Sunday, August 23, 2009

Barack Obama Has To Find His Partisan Balls

The White House needs to abandon dreams of bi-partisanship and get their Democratic Ducks in order.

There will be no health care bill that gets more than one to two Republican votes. It is time for the White House to play harder with the Democrats in Congress, particularly the Senate Dems.

Over the next two election cycles there are eight Democratic Senators running for re-election. It may be time for the party and the President to take advantage of this reality. I don't think it helps these eight Democrats to have a new president under cut on what is likely the biggest policy initiative of his presidency. It would pay off for congressional Democrats to strengthen Barack Obama's political power by passing reform in the strongest form possible.

Since the President, and politics in general, is fond of sports methaphors we can call this last week of August half time. The President needs to set the tone for the team that he leads and have them running out of the locker room with a new game plan and all on the same page. If he can't get firm commitments from the Democrats that strayed from the pack he and the party needs to use real internal party pressure on these politicians. Right now Barack Obama is still the most popular figure in the country and the fundraising possibility is amazing. If the Congressional Democrats want a piece of that they need to get in line. They should be told to imagine the possible electoral and fund raising power of a President that passed a major policy initiative and what that power does for them. Remind them that avoiding huge losses in the mid-terms is good for them as much as it is for the White House.

This week while vacationing in Martha's Vineyard Barack Obama should also make time to sit with Massachusetts Governor Deval Patrick and Democratic legislative leaders to stress the importance of changing state succession laws for the US Senate seats as soon as possible. Along with Patrick, President Obama stress to Senator Kennedy the need to resign if the State does change the succession law. It secures the Senator's legacy if a strong bill passes with him in retirement not if a weak bill fails with him kind of in office. A similar conversation should take place with Senator Robert Byrd in West Virginia.
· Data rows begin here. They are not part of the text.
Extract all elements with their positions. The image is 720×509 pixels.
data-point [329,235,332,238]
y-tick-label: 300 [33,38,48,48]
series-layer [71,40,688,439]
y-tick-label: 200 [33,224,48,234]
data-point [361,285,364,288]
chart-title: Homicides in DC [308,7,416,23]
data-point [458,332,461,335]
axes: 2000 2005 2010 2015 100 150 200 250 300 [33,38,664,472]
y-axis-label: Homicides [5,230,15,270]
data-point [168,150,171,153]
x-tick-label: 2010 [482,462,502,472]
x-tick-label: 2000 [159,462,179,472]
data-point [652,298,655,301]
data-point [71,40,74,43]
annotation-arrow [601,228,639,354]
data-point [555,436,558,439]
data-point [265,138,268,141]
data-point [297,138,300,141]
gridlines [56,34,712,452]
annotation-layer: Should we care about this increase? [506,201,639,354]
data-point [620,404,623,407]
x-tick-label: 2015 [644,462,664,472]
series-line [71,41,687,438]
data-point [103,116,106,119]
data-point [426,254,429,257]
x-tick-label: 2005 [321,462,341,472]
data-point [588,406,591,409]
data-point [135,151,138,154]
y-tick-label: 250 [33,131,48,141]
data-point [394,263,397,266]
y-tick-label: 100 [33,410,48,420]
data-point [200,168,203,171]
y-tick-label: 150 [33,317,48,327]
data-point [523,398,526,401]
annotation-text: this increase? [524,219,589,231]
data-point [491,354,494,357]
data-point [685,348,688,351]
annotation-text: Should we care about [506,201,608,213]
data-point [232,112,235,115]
What is likely to be the most important piece of legislation to come out of the Congress in nearly forty years and will create huge changes in our society over the next forty and beyond should not be held up by the lack of congressional and presidential leadership.

Eleanor Clift of Newsweek writes:
"Obama's message of conciliation worked perfectly in the '08 campaign in part because it's an authentic reflection of his personality. Axelrod harbored doubts about whether Obama's aversion to confrontation when it becomes nasty and personal would hamper him as a candidate. 'When it comes to taking a punch, I don't know whether you're Muhammad Ali or Floyd Patterson,' Axelrod wrote to Obama in a November 2006 memo reported in a new book that reprises the campaign by Washington Post political reporter Dan Balz and former Post writer Haynes Johnson. Now Obama supporters are wondering about their man. If they're to see what he's made of, Obama has to first get in the ring. Forget the niceties, it's time to fight."

It is past the time for Barack Obama to get involved in this process. He needs to put out some strong speeches about the moral obligations we have to secure health care for everyone but he needs to get the politics in his party together first.